Sangnoir pulled his staff free as he walked towards the felhunter and its prey and spoke the words of banishing. The felhunter grew translucent. The blonde girl, Magda, jabbed it once more with her torch, then drew a knife with her free hand. “Don't come any closer!” she shouted at Sangnoir, “Or I'll... I'll cut her.” She brandished the knife at Ayla, who struggled and squealed through her gag. Jubham singed Magda's her with a fireball. She jerked her hand out of the way, but Sangnoir knocked the knife away with his staff. She yelped and dived for the fallen knife, but he struck her on the shoulder, knocking her down. Jubham grabbed the knife and bounced away towards the ladder.
Magda brandished her torch at Sangnoir, but he used his staff to push her away from Ayla, more by threat than by actual contact. “Jubham, get back here, and cut Miss Crenshall free,” he ordered, not taking his eyes off of Magda.
“I'll tell the Dean what you did,” Magda threatened.
“That I stopped you from feeding your classmate to the creature you've just summoned? I think it found you tastier than it did her.” Sangnoir nodded at the sucker-marks on her bare arms.
“I'll tell her that you tried to sacrifice us both. Ayla will back me up, if she knows what's good for her. Or I'll tell her parents what she's been doing.” Magda said, her high, sweet voice horribly at odds with the rage in her blue eyes.
Sangnoir recited the banishing formula again when the outline of the felhunter grew more distinct than he liked. “Or I could just release this thing and let it finish what it started?” he suggested.
“You are so dead, Magda Honeythorpe! You tell my dad anything you want; he's not gonna believe a butcher's daughter from Old Town!” Ayla snarled from behind Sangnoir. She had finally gotten the gag off.
Magda's eyes filled with tears. She turned and ran for the ladder with her torch, leaving the others in the darkness until Jubham conjured a tiny ball of flame. Sangnoir bit his lip to keep himself from shouting after Magda to be careful on that wreck of a staircase, then turned to help finish freeing Ayla.

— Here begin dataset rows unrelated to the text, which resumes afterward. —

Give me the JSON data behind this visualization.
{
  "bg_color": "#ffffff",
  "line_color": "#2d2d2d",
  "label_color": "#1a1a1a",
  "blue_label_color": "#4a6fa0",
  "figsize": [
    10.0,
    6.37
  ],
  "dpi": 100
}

“We are going to have to talk to the Dean about this,” he warned her.
She shrugged. “Whatever.”
Magda did not return to the University, and Ayla did not drop “Introduction to Archaeology” when most of her friends did. To Sangnoir's greater surprise, Ayla signed up to lead a project group on the night elves. When she stopped by his office to turn in the outline for the project, he asked, “Does this topic really interest you?”
Ayla shrugged. “It's not so bad. Queen Azshara's kind of interesting. She was so beautiful, and her people really loved her. And it was so tragic, the way she was betrayed!”
Sangnoir waited until Ayla wandered off to shake his head and sigh. Some things the students were just going to have to learn for themselves.